I tried looking at their ftp site and best I could find was this: ftp://ftp.ebi.ac.uk/pub/databases/embl/cds/release/std/fasta/ which I assume what we need. Correction: May be this is the correct file: ftp://ftp.ebi.ac.uk/pub/databases/fastafiles/emblcds/emblcds.gz
I tried retrieving sequences from ftp://ftp.ebi.ac.uk/pub/databases/fastafiles/emblcds/emblcds.gz and they are formatted as shown below
>EMBLCDS:BAJ49870 BAJ49870.1 Candidatus Caldiarchaeum subterraneum archaeal cell division control protein 6
So the issue is just with the FTP address and rest of your script still holds fine.
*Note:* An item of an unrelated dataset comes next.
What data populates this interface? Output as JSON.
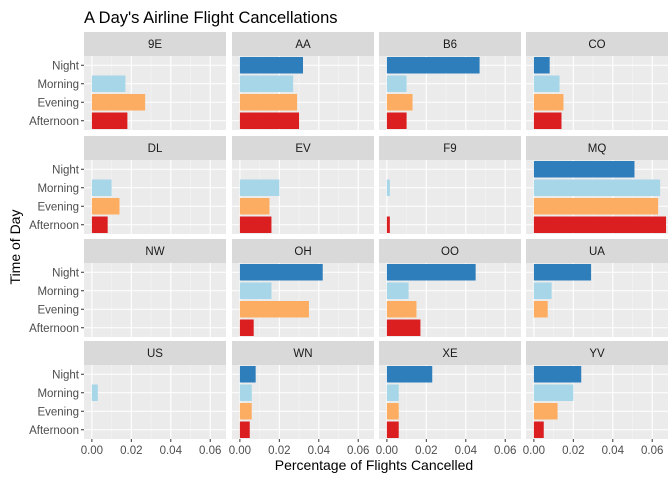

So the line 43 in /Build-Input-Files-for-Gene-Ontology / Main.sh should be changed from ftp://ftp.ebi.ac.uk/pub/databases/embl/cds/cds.fasta.gz to ftp://ftp.ebi.ac.uk/pub/databases/fastafiles/emblcds/emblcds.gz
Also in the line 20 , should be changed in the Main.sh script : from wget ftp://ftp.ebi.ac.uk/pub/databases/GO/goa/UNIPROT/gene_association.goa_uniprot.gz to wget ftp://ftp.ebi.ac.uk/pub/databases/GO/goa/UNIPROT/goa_uniprot_all.gaf.gz
and instead of gunzip gene_association.goa_uniprot.gz to gunzip goa_uniprot_all.gaf.gz
Embl seems to have change their file structure http://www.ebi.ac.uk/about/news/service-news/change-cds-ftp-products so the script Main.sh does not work as intended. Not exactly sure about this one: Rebuild-Fasta.py gives out of range error probably because the script anticipates ":" for the sequences but now it has "|" in the sequences.